44. My brother now uses the term "season" for a TV series. Hideous. D Henderson, Edinburgh
Your brother is right. TV series are filmed in seasons, in the US anyway. But then we don't have public telly.
45. Having an "issue" instead of a "problem". John, Leicester
I don't like it either. I vividly remember one co-worker who was an expert on politically correct speech as well as being a journeyman in corporate weasel speak. Oftentimes I would request that she repeat herself, speaking slowly, so that I could translate as she spoke.  Even then I'd get it wrong half the time.
46. I hear more and more people pronouncing the letter Z as "zee". Not happy about it! Ross, London
That's how you say it, ace. Zee. As in Zebra, zeal and zero.
47. To "medal" instead of to win a medal. Sets my teeth on edge with a vengeance. Helen, Martock, Somerset
I've never head it. Good luck with your grill.
48. "I got it for free" is a pet hate. You got it "free" not "for free". You don't get something cheap and say you got it "for cheap" do you? Mark Jones, Plymouth
Yes, for free. That is to say that I didn't have to pay for it - it was free. I got it for free. See?
49. "Turn that off already". Oh dear. Darren, Munich
It's actually, "Will you please get up off your lazy ass and turn that damned thing off already!" I agree with you, by the way. Incomplete statements are a sign of intellectual laziness, and therefore something to be avoided.
50. "I could care less" instead of "I couldn't care less" has to be the worst. Opposite meaning of what they're trying to say. Jonathan, Birmingham
I correct this one all the time. These idiots aren't paying attention to their writing or what they're trying to say, and as a result the message is lost over their own ignorance. But there you have it, none the less.

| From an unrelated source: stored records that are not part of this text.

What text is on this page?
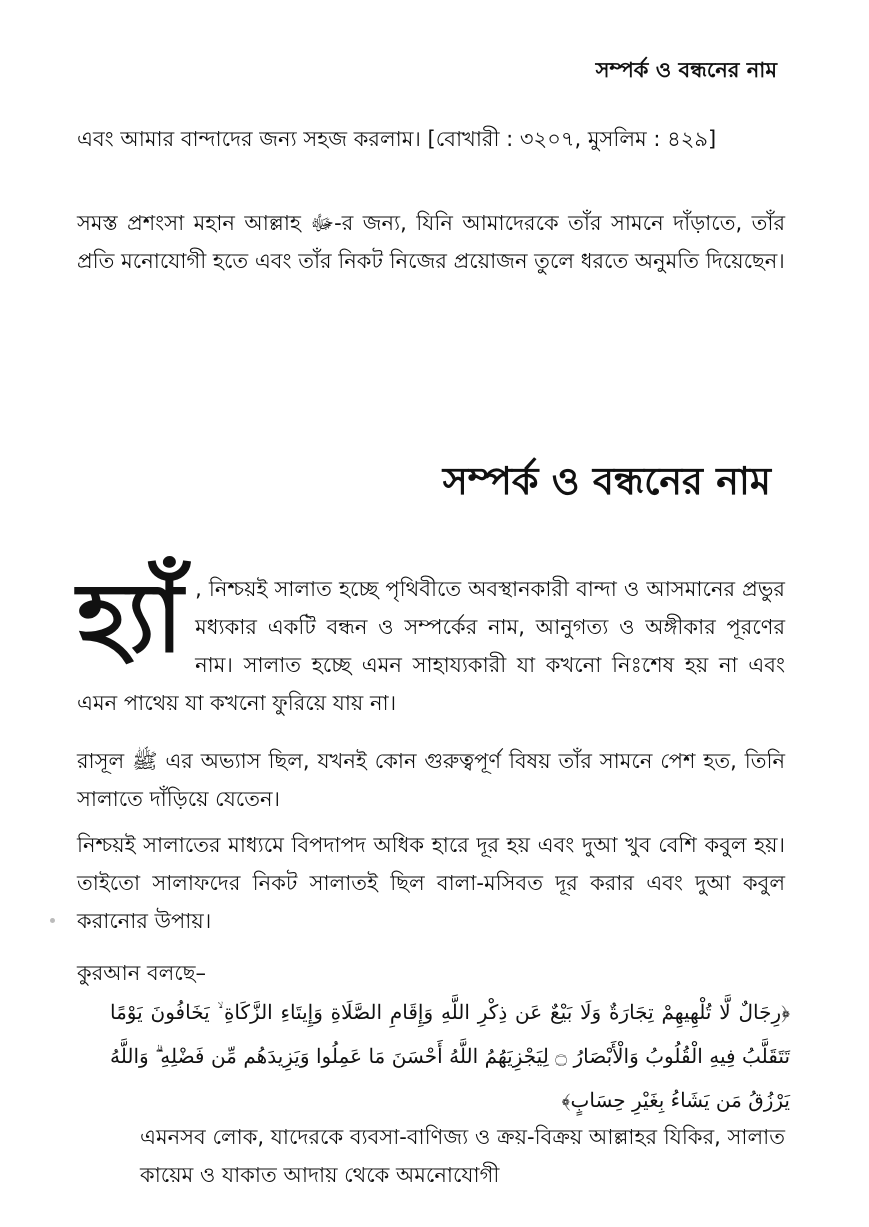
সম্পর্ক ও বন্ধনের নাম

এবং আমার বান্দাদের জন্য সহজ করলাম। [বোখারী : ৩২০৭, মুসলিম : ৪২৯]

সমস্ত প্রশংসা মহান আল্লাহ ﷻ-র জন্য, যিনি আমাদেরকে তাঁর সামনে দাঁড়াতে, তাঁর প্রতি মনোযোগী হতে এবং তাঁর নিকট নিজের প্রয়োজন তুলে ধরতে অনুমতি দিয়েছেন।

সম্পর্ক ও বন্ধনের নাম
হ্যাঁ , নিশ্চয়ই সালাত হচ্ছে পৃথিবীতে অবস্থানকারী বান্দা ও আসমানের প্রভুর মধ্যকার একটি বন্ধন ও সম্পর্কের নাম, আনুগত্য ও অঙ্গীকার পূরণের নাম। সালাত হচ্ছে এমন সাহায্যকারী যা কখনো নিঃশেষ হয় না এবং এমন পাথেয় যা কখনো ফুরিয়ে যায় না।

রাসূল ﷺ এর অভ্যাস ছিল, যখনই কোন গুরুত্বপূর্ণ বিষয় তাঁর সামনে পেশ হত, তিনি সালাতে দাঁড়িয়ে যেতেন।

নিশ্চয়ই সালাতের মাধ্যমে বিপদাপদ অধিক হারে দূর হয় এবং দুআ খুব বেশি কবুল হয়। তাইতো সালাফদের নিকট সালাতই ছিল বালা-মসিবত দূর করার এবং দুআ কবুল করানোর উপায়।

কুরআন বলছে–

﴿رِجَالٌ لَّا تُلْهِيهِمْ تِجَارَةٌ وَلَا بَيْعٌ عَن ذِكْرِ اللَّهِ وَإِقَامِ الصَّلَاةِ وَإِيتَاءِ الزَّكَاةِ ۙ يَخَافُونَ يَوْمًا تَتَقَلَّبُ فِيهِ الْقُلُوبُ وَالْأَبْصَارُ ۝ لِيَجْزِيَهُمُ اللَّهُ أَحْسَنَ مَا عَمِلُوا وَيَزِيدَهُم مِّن فَضْلِهِ ۗ وَاللَّهُ يَرْزُقُ مَن يَشَاءُ بِغَيْرِ حِسَابٍ﴾

এমনসব লোক, যাদেরকে ব্যবসা-বাণিজ্য ও ক্রয়-বিক্রয় আল্লাহর যিকির, সালাত কায়েম ও যাকাত আদায় থেকে অমনোযোগী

My own personal vendetta is the phrase 'exact same', which is used to mean 'exactly the same' or, more correctly, 'identical'.  My second place vendetta is the non-word irregardless [read regardless].  Ignorant slobs.


Older School said...

Wow, that's a lengthy list, MJ. I am irked by some of our own Americanisms as well.
We 'upped' his pay. Even supposedly well educated people use this word instead of raised or increased. WTH?
The one thing that always grinds my gears is the past tense of 'drag.' It is NOT 'drug.' 'Drug' is a pharmaceutical. It is drag, dragged or dragging. Present, past and future tense.
Oy! Sadly, we could go on all day.

flask said...

thank you for this; someone had to say it and i didn't have the energy.

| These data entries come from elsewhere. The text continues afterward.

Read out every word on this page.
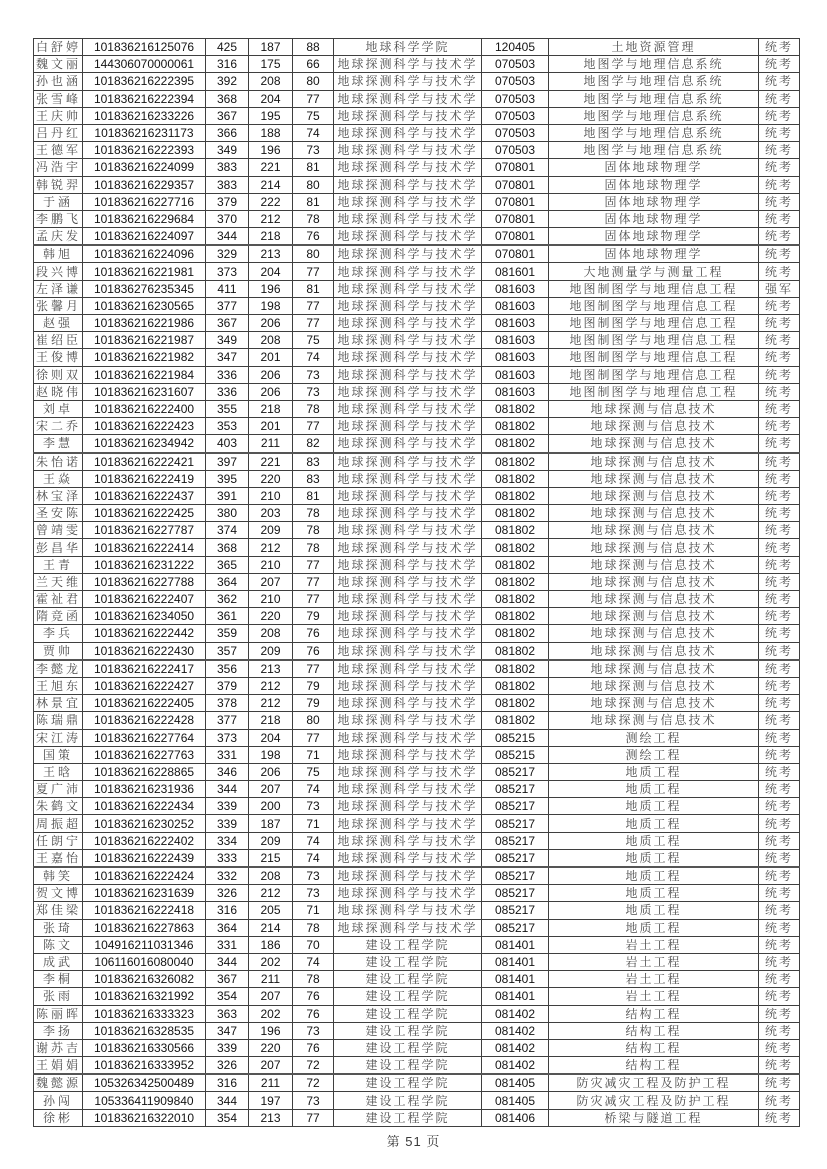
白舒婷	101836216125076	425	187	88	地球科学学院	120405	土地资源管理	统考
魏文丽	144306070000061	316	175	66	地球探测科学与技术学	070503	地图学与地理信息系统	统考
孙也涵	101836216222395	392	208	80	地球探测科学与技术学	070503	地图学与地理信息系统	统考
张雪峰	101836216222394	368	204	77	地球探测科学与技术学	070503	地图学与地理信息系统	统考
王庆帅	101836216233226	367	195	75	地球探测科学与技术学	070503	地图学与地理信息系统	统考
吕丹红	101836216231173	366	188	74	地球探测科学与技术学	070503	地图学与地理信息系统	统考
王德军	101836216222393	349	196	73	地球探测科学与技术学	070503	地图学与地理信息系统	统考
冯浩宇	101836216224099	383	221	81	地球探测科学与技术学	070801	固体地球物理学	统考
韩锐羿	101836216229357	383	214	80	地球探测科学与技术学	070801	固体地球物理学	统考
于涵	101836216227716	379	222	81	地球探测科学与技术学	070801	固体地球物理学	统考
李鹏飞	101836216229684	370	212	78	地球探测科学与技术学	070801	固体地球物理学	统考
孟庆发	101836216224097	344	218	76	地球探测科学与技术学	070801	固体地球物理学	统考
韩旭	101836216224096	329	213	80	地球探测科学与技术学	070801	固体地球物理学	统考
段兴博	101836216221981	373	204	77	地球探测科学与技术学	081601	大地测量学与测量工程	统考
左泽谦	101836276235345	411	196	81	地球探测科学与技术学	081603	地图制图学与地理信息工程	强军
张馨月	101836216230565	377	198	77	地球探测科学与技术学	081603	地图制图学与地理信息工程	统考
赵强	101836216221986	367	206	77	地球探测科学与技术学	081603	地图制图学与地理信息工程	统考
崔绍臣	101836216221987	349	208	75	地球探测科学与技术学	081603	地图制图学与地理信息工程	统考
王俊博	101836216221982	347	201	74	地球探测科学与技术学	081603	地图制图学与地理信息工程	统考
徐则双	101836216221984	336	206	73	地球探测科学与技术学	081603	地图制图学与地理信息工程	统考
赵晓伟	101836216231607	336	206	73	地球探测科学与技术学	081603	地图制图学与地理信息工程	统考
刘卓	101836216222400	355	218	78	地球探测科学与技术学	081802	地球探测与信息技术	统考
宋二乔	101836216222423	353	201	77	地球探测科学与技术学	081802	地球探测与信息技术	统考
李慧	101836216234942	403	211	82	地球探测科学与技术学	081802	地球探测与信息技术	统考
朱怡诺	101836216222421	397	221	83	地球探测科学与技术学	081802	地球探测与信息技术	统考
王焱	101836216222419	395	220	83	地球探测科学与技术学	081802	地球探测与信息技术	统考
林宝泽	101836216222437	391	210	81	地球探测科学与技术学	081802	地球探测与信息技术	统考
圣安陈	101836216222425	380	203	78	地球探测科学与技术学	081802	地球探测与信息技术	统考
曾靖雯	101836216227787	374	209	78	地球探测科学与技术学	081802	地球探测与信息技术	统考
彭昌华	101836216222414	368	212	78	地球探测科学与技术学	081802	地球探测与信息技术	统考
王青	101836216231222	365	210	77	地球探测科学与技术学	081802	地球探测与信息技术	统考
兰天维	101836216227788	364	207	77	地球探测科学与技术学	081802	地球探测与信息技术	统考
霍祉君	101836216222407	362	210	77	地球探测科学与技术学	081802	地球探测与信息技术	统考
隋竞函	101836216234050	361	220	79	地球探测科学与技术学	081802	地球探测与信息技术	统考
李兵	101836216222442	359	208	76	地球探测科学与技术学	081802	地球探测与信息技术	统考
贾帅	101836216222430	357	209	76	地球探测科学与技术学	081802	地球探测与信息技术	统考
李懿龙	101836216222417	356	213	77	地球探测科学与技术学	081802	地球探测与信息技术	统考
王旭东	101836216222427	379	212	79	地球探测科学与技术学	081802	地球探测与信息技术	统考
林景宜	101836216222405	378	212	79	地球探测科学与技术学	081802	地球探测与信息技术	统考
陈瑞鼎	101836216222428	377	218	80	地球探测科学与技术学	081802	地球探测与信息技术	统考
宋江涛	101836216227764	373	204	77	地球探测科学与技术学	085215	测绘工程	统考
国策	101836216227763	331	198	71	地球探测科学与技术学	085215	测绘工程	统考
王晗	101836216228865	346	206	75	地球探测科学与技术学	085217	地质工程	统考
夏广沛	101836216231936	344	207	74	地球探测科学与技术学	085217	地质工程	统考
朱鹤文	101836216222434	339	200	73	地球探测科学与技术学	085217	地质工程	统考
周振超	101836216230252	339	187	71	地球探测科学与技术学	085217	地质工程	统考
任朗宁	101836216222402	334	209	74	地球探测科学与技术学	085217	地质工程	统考
王嘉怡	101836216222439	333	215	74	地球探测科学与技术学	085217	地质工程	统考
韩笑	101836216222424	332	208	73	地球探测科学与技术学	085217	地质工程	统考
贺文博	101836216231639	326	212	73	地球探测科学与技术学	085217	地质工程	统考
郑佳梁	101836216222418	316	205	71	地球探测科学与技术学	085217	地质工程	统考
张琦	101836216227863	364	214	78	地球探测科学与技术学	085217	地质工程	统考
陈文	104916211031346	331	186	70	建设工程学院	081401	岩土工程	统考
成武	106116016080040	344	202	74	建设工程学院	081401	岩土工程	统考
李桐	101836216326082	367	211	78	建设工程学院	081401	岩土工程	统考
张雨	101836216321992	354	207	76	建设工程学院	081401	岩土工程	统考
陈丽晖	101836216333323	363	202	76	建设工程学院	081402	结构工程	统考
李扬	101836216328535	347	196	73	建设工程学院	081402	结构工程	统考
谢苏吉	101836216330566	339	220	76	建设工程学院	081402	结构工程	统考
王娟娟	101836216333952	326	207	72	建设工程学院	081402	结构工程	统考
魏懿源	105326342500489	316	211	72	建设工程学院	081405	防灾减灾工程及防护工程	统考
孙闯	105336411909840	344	197	73	建设工程学院	081405	防灾减灾工程及防护工程	统考
徐彬	101836216322010	354	213	77	建设工程学院	081406	桥梁与隧道工程	统考
第 51 页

i can see why the british would be horrified by "fanny pack", but i do not believe "fanny" has the same meaning in canada so i have no idea what that person is on about.

Mad Jack said...

I remember once at a poker game some clown suggested that we raise the ante, "Let's up the ante a little and make this game interesting." The dealer regarded him coldly for a moment and said, "Would you like to raise the ante?" He was the only one at the table that didn't get it.

I don't know about Canadian fannies, Flask. I'm strictly an American fanny man, myself. :) Nice to hear from you, by the way.

Beat And Release said...

Wow! You are the exact same as a smart-alecky curmudgeon full stop :)

Mad Jack said...

I read this comment, managed to put it out my mind, then somehow stumbled across it again. It's actually painful...

I hope you spill your morning beer.

Beat And Release said...

HA! hehehe

Older School said...

Play nice, boys.

Mad Jack said...

He started it.

Mad Jack said...
This comment has been removed by the author.